ECLI:NL:GHDHA:2024:1039
Gerechtshof Den Haag
- Hoger beroep
- R.A. Bosman
- Chr.Th.P.M. Zandhuis
- M.J.M. van der Weijden
- Rechtspraak.nl
Hoger beroep inzake de vaststelling van de waarde van een hotel op basis van de Wet WOZ
In deze zaak heeft het Gerechtshof Den Haag op 4 juni 2024 uitspraak gedaan in een hoger beroep van [X] B.V. tegen de Heffingsambtenaar van Belastingen Bollenstreek. De zaak betreft de vaststelling van de waarde van een hotel, gelegen aan [adres 1] te [woonplaats], door de Heffingsambtenaar op basis van artikel 17 van de Wet waardering onroerende zaken (Wet WOZ). De Heffingsambtenaar had de waarde van het hotel vastgesteld op € 35.694.000 per 1 januari 2020, wat leidde tot een aanslag in de onroerende-zaakbelastingen voor het jaar 2021. De Rechtbank Den Haag had het beroep van belanghebbende ongegrond verklaard, waarna belanghebbende hoger beroep instelde.
Tijdens de mondelinge behandeling op 25 maart 2024 heeft de gemachtigde van belanghebbende zijn grieven toegelicht. De Heffingsambtenaar diende aan te tonen dat de vastgestelde waarde niet te hoog was. Het Hof oordeelde dat de Heffingsambtenaar niet voldoende bewijs had geleverd om aan te tonen dat de waarde van het hotel correct was vastgesteld. Het Hof concludeerde dat de waarde in goede justitie moest worden vastgesteld op € 33.000.000, en vernietigde de eerdere uitspraak van de Rechtbank, evenals de beschikking van de Heffingsambtenaar. Tevens werd de Heffingsambtenaar veroordeeld tot vergoeding van de proceskosten en griffierechten van belanghebbende.

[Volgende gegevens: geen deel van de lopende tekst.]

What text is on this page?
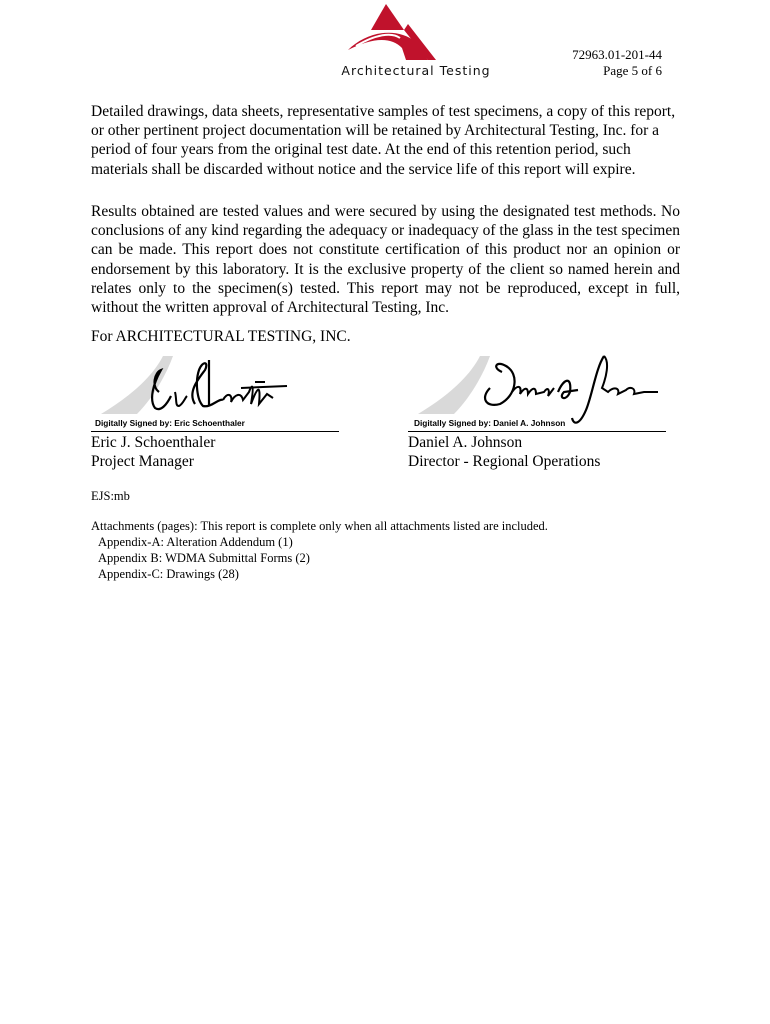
Architectural Testing
72963.01-201-44
Page 5 of 6
Detailed drawings, data sheets, representative samples of test specimens, a copy of this report, or other pertinent project documentation will be retained by Architectural Testing, Inc. for a period of four years from the original test date. At the end of this retention period, such materials shall be discarded without notice and the service life of this report will expire.
Results obtained are tested values and were secured by using the designated test methods. No conclusions of any kind regarding the adequacy or inadequacy of the glass in the test specimen can be made. This report does not constitute certification of this product nor an opinion or endorsement by this laboratory. It is the exclusive property of the client so named herein and relates only to the specimen(s) tested. This report may not be reproduced, except in full, without the written approval of Architectural Testing, Inc.
For ARCHITECTURAL TESTING, INC.
Digitally Signed by: Eric Schoenthaler	Digitally Signed by: Daniel A. Johnson
Eric J. Schoenthaler
Project Manager
Daniel A. Johnson
Director - Regional Operations
EJS:mb
Attachments (pages): This report is complete only when all attachments listed are included.
Appendix-A: Alteration Addendum (1)
Appendix B: WDMA Submittal Forms (2)
Appendix-C: Drawings (28)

De uitspraak benadrukt de bewijslast van de Heffingsambtenaar en de noodzaak om de waardering van onroerende zaken op een transparante en controleerbare manier te onderbouwen. Het Hof heeft de waarde van het hotel vastgesteld op basis van de beschikbare gegevens en de argumenten van beide partijen, waarbij het belang van een goede onderbouwing van taxaties in de vastgoedsector wordt onderstreept.